St. Landry Parish School Board Member Pleads Guilty To Bribery Conspiracy
LAFAYETTE, La. –United States Attorney Stephanie A. Finley announced today that St. Landry Parish School Board member John Miller, 72, of Opelousas, La., pleaded guilty before U.S. District Judge Richard T. Haik to one count of conspiracy to commit bribery.

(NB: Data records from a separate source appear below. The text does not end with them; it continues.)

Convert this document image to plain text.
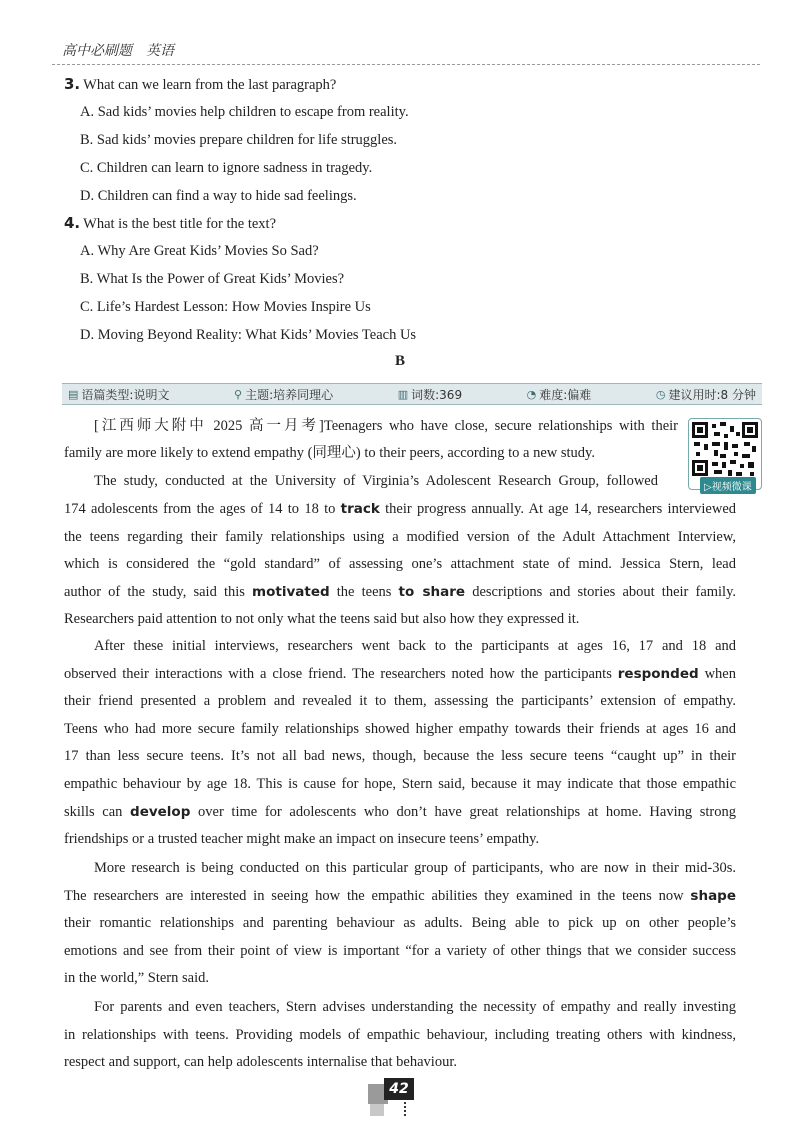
高中必刷题　英语
3. What can we learn from the last paragraph?
A. Sad kids’ movies help children to escape from reality.
B. Sad kids’ movies prepare children for life struggles.
C. Children can learn to ignore sadness in tragedy.
D. Children can find a way to hide sad feelings.
4. What is the best title for the text?
A. Why Are Great Kids’ Movies So Sad?
B. What Is the Power of Great Kids’ Movies?
C. Life’s Hardest Lesson: How Movies Inspire Us
D. Moving Beyond Reality: What Kids’ Movies Teach Us
B
▤ 语篇类型:说明文	⚲ 主题:培养同理心	▥ 词数:369	◔ 难度:偏难	◷ 建议用时:8 分钟
▷视频微课
[江西师大附中 2025 高一月考]Teenagers who have close, secure relationships with their
family are more likely to extend empathy (同理心) to their peers, according to a new study.
The study, conducted at the University of Virginia’s Adolescent Research Group, followed
174 adolescents from the ages of 14 to 18 to track their progress annually. At age 14, researchers interviewed
the teens regarding their family relationships using a modified version of the Adult Attachment Interview,
which is considered the “gold standard” of assessing one’s attachment state of mind. Jessica Stern, lead
author of the study, said this motivated the teens to share descriptions and stories about their family.
Researchers paid attention to not only what the teens said but also how they expressed it.
After these initial interviews, researchers went back to the participants at ages 16, 17 and 18 and
observed their interactions with a close friend. The researchers noted how the participants responded when
their friend presented a problem and revealed it to them, assessing the participants’ extension of empathy.
Teens who had more secure family relationships showed higher empathy towards their friends at ages 16 and
17 than less secure teens. It’s not all bad news, though, because the less secure teens “caught up” in their
empathic behaviour by age 18. This is cause for hope, Stern said, because it may indicate that those empathic
skills can develop over time for adolescents who don’t have great relationships at home. Having strong
friendships or a trusted teacher might make an impact on insecure teens’ empathy.
More research is being conducted on this particular group of participants, who are now in their mid-30s.
The researchers are interested in seeing how the empathic abilities they examined in the teens now shape
their romantic relationships and parenting behaviour as adults. Being able to pick up on other people’s
emotions and see from their point of view is important “for a variety of other things that we consider success
in the world,” Stern said.
For parents and even teachers, Stern advises understanding the necessity of empathy and really investing
in relationships with teens. Providing models of empathic behaviour, including treating others with kindness,
respect and support, can help adolescents internalise that behaviour.
42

According to evidence presented at the guilty plea, Miller admitted that he and fellow St. Landry Parish School Board member Quincy Richard Sr., 51, of Opelousas, conspired to receive bribe money from school board superintendent candidate Joseph Cassimere in return for their support. During July, August and September of 2012, Miller admitted that he and Richard had a number of private meetings with Cassimere where they negotiated price and payment from Cassimere in exchange for their favorable individual votes as school board members in support of Cassimere’s candidacy for superintendent. At the same time the screening process for the superintendent position was ongoing and by the week of Sept. 16, 2012, five applicants had been publicly named. The final vote was scheduled for Sept. 26, 2012.

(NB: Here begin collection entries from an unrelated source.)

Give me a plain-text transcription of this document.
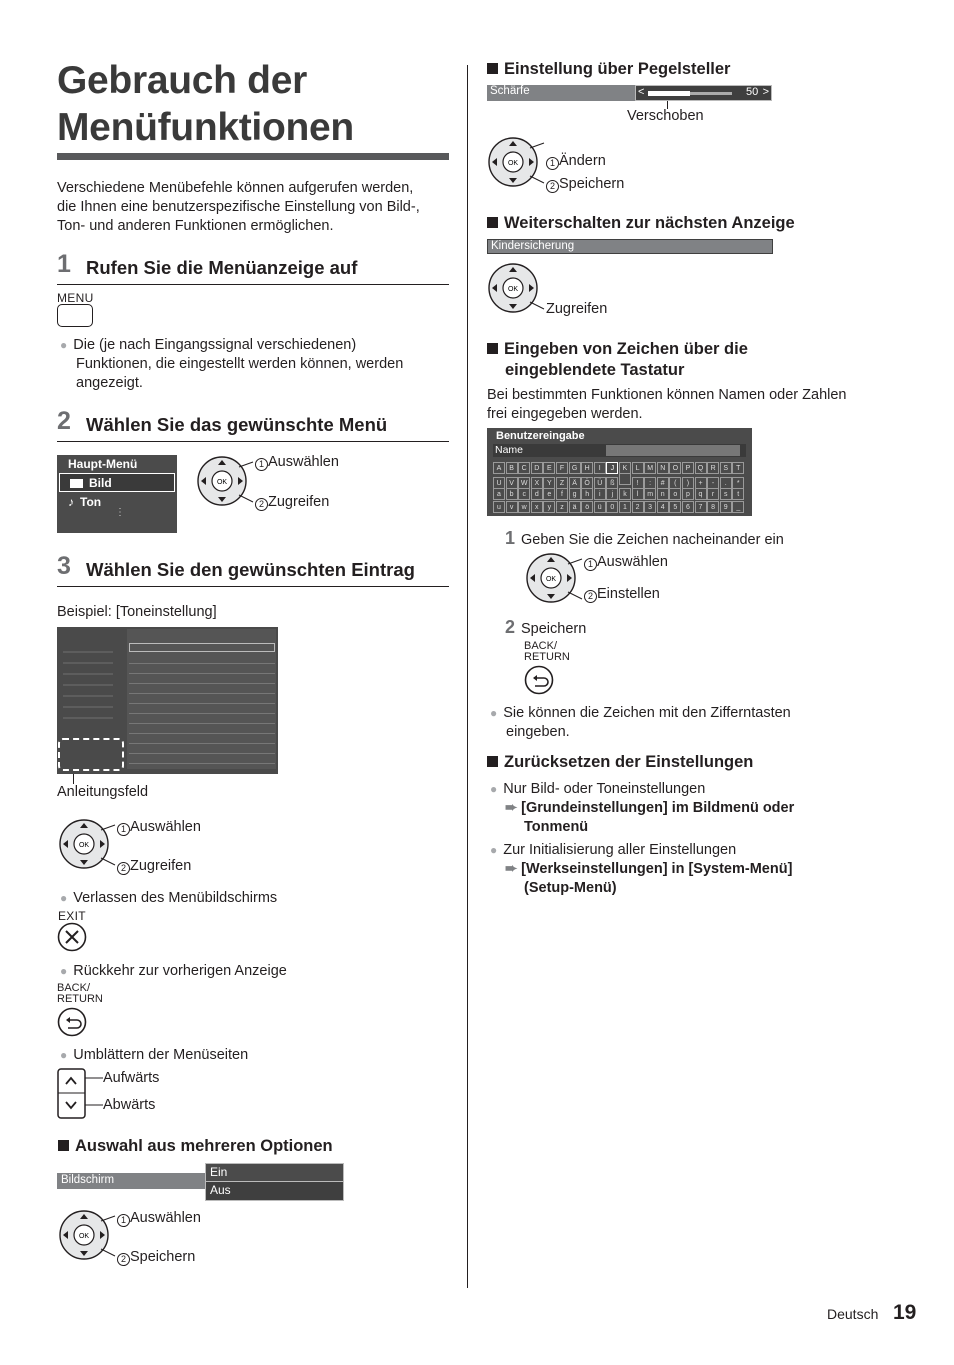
Gebrauch der
Menüfunktionen
Verschiedene Menübefehle können aufgerufen werden,
die Ihnen eine benutzerspezifische Einstellung von Bild-,
Ton- und anderen Funktionen ermöglichen.
1 Rufen Sie die Menüanzeige auf
MENU
● Die (je nach Eingangssignal verschiedenen)
Funktionen, die eingestellt werden können, werden
angezeigt.
2 Wählen Sie das gewünschte Menü
Haupt-Menü
Bild
♪ Ton
⋮
OK
1 Auswählen
2 Zugreifen
3 Wählen Sie den gewünschten Eintrag
Beispiel: [Toneinstellung]
Anleitungsfeld
OK
1 Auswählen
2 Zugreifen
● Verlassen des Menübildschirms
EXIT
● Rückkehr zur vorherigen Anzeige
BACK/
RETURN
● Umblättern der Menüseiten
Aufwärts
Abwärts
Auswahl aus mehreren Optionen
Bildschirm
Ein
Aus
OK
1 Auswählen
2 Speichern
Einstellung über Pegelsteller
Schärfe	<	50 >
Verschoben
OK	1 Ändern
2 Speichern
Weiterschalten zur nächsten Anzeige
Kindersicherung
OK
Zugreifen
Eingeben von Zeichen über die
eingeblendete Tastatur
Bei bestimmten Funktionen können Namen oder Zahlen
frei eingegeben werden.
Benutzereingabe
Name
A B C D E F G H I J K L M N O P Q R S T
U V W X Y Z Ä Ö Ü ß	! : # ( ) + - . *
a b c d e f g h i j k l m n o p q r s t
u v w x y z ä ö ü 0 1 2 3 4 5 6 7 8 9 _
1 Geben Sie die Zeichen nacheinander ein
OK
1 Auswählen
2 Einstellen
2 Speichern
BACK/
RETURN
● Sie können die Zeichen mit den Zifferntasten
eingeben.
Zurücksetzen der Einstellungen
● Nur Bild- oder Toneinstellungen
➨ [Grundeinstellungen] im Bildmenü oder
Tonmenü
● Zur Initialisierung aller Einstellungen
➨ [Werkseinstellungen] in [System-Menü]
(Setup-Menü)
Deutsch 19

The defendants met with Cassimere on Sept. 24, 2012 at the Quarters Restaurant in Opelousas and received $5,000 each in return for their votes. They made it clear that Cassimere had also secured their services, efforts, influence and due diligence to secure the votes of other members of the school board for Cassimere’s candidacy. Richard added that Cassimere could also recoup his $10,000 bribe by adding that amount to his salary request. Miller instructed Cassimere on how to make and justify a meritorious salary request above the amount listed for the superintendent’s salary as advertised. This conversation of Sept. 24, 2012 had been under video and audio surveillance. After the defendants exited the restaurant, they were confronted by authorities who recovered the $5,000 payments. Miller was indicted on Oct. 24, 2012.
U.S. Attorney Finley stated, “This is a positive first step for the School Board to move forward so they can take care of the educational work that needs to be addressed for the children and citizens of this community.”
Miller faces a maximum penalty of five years in prison, a $250,000 fine, and three years of supervised release for conspiracy to commit bribery. A sentencing date has not been set.
The Federal Bureau of Investigation, Alexandria Resident Agency, conducted the investigation. Assistant U.S. Attorney Howard C. Parker is prosecuting the case.